Ostdeutschland floriert: Mehr Investitionen für mehr Lebensqualität
Nach jüngsten Wachstumsprognosen birgt der Osten des Landes immenses Potenzial, die deutsche Wirtschaft wieder aus der Krise zu holen. Dafür braucht die Wirtschaft des Ostens allerdings dringend Fachkräfte. Denn ohne Zuwanderung erleiden Unternehmen in Zeiten akuter Personalnachfrage einen erheblichen Wettbewerbsnachteil.

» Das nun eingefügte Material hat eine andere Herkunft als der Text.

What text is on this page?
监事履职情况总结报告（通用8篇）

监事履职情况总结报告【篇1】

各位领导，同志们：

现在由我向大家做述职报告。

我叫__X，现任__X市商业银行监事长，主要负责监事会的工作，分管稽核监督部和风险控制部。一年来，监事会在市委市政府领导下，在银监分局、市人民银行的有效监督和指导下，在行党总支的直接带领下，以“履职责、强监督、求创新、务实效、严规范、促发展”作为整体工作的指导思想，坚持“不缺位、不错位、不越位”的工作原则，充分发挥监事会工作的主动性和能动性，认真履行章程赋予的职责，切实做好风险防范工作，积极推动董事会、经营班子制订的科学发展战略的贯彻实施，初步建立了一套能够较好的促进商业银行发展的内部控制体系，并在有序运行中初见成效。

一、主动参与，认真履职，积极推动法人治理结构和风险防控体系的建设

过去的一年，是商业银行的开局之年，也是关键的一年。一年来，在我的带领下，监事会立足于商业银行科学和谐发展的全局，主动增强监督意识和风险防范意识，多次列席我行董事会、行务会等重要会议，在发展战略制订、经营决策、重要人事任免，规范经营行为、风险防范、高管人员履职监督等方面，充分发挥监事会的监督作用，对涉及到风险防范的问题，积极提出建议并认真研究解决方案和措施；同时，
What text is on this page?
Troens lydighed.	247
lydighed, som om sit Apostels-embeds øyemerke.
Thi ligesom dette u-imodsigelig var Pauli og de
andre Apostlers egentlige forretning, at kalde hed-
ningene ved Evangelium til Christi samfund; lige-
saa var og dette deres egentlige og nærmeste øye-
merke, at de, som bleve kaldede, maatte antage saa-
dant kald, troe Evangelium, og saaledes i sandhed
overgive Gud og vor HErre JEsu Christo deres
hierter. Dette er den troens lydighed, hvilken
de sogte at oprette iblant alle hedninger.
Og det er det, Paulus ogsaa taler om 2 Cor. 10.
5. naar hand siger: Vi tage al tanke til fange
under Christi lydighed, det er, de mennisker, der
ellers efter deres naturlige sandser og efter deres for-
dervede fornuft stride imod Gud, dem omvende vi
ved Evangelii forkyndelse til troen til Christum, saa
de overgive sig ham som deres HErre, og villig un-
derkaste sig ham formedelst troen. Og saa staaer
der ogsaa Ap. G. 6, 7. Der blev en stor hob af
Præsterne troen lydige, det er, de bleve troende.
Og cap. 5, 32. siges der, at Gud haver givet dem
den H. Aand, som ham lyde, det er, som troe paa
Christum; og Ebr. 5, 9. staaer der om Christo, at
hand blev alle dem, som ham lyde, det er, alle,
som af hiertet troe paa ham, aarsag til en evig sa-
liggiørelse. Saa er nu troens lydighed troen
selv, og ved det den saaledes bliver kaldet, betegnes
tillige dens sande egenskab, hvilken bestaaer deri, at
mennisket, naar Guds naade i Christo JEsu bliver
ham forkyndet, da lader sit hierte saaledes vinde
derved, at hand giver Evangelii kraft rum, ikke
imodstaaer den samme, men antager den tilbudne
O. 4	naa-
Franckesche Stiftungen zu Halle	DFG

Wie Daten des Dresdner ifo-Instituts belegen, soll die ostdeutsche Wirtschaft in diesem Jahr um 1,1 Prozent wachsen. Dagegen erwartet man für den gesamten deutschen Wirtschaftsraum ein schwaches Wachstum von 0,4 Prozent. Große Unternehmen wie Tesla, Intel und TSMC investieren in den Standort, sodass mehr Arbeitsplätze und lebenswichtige Infrastrukturen entstehen können.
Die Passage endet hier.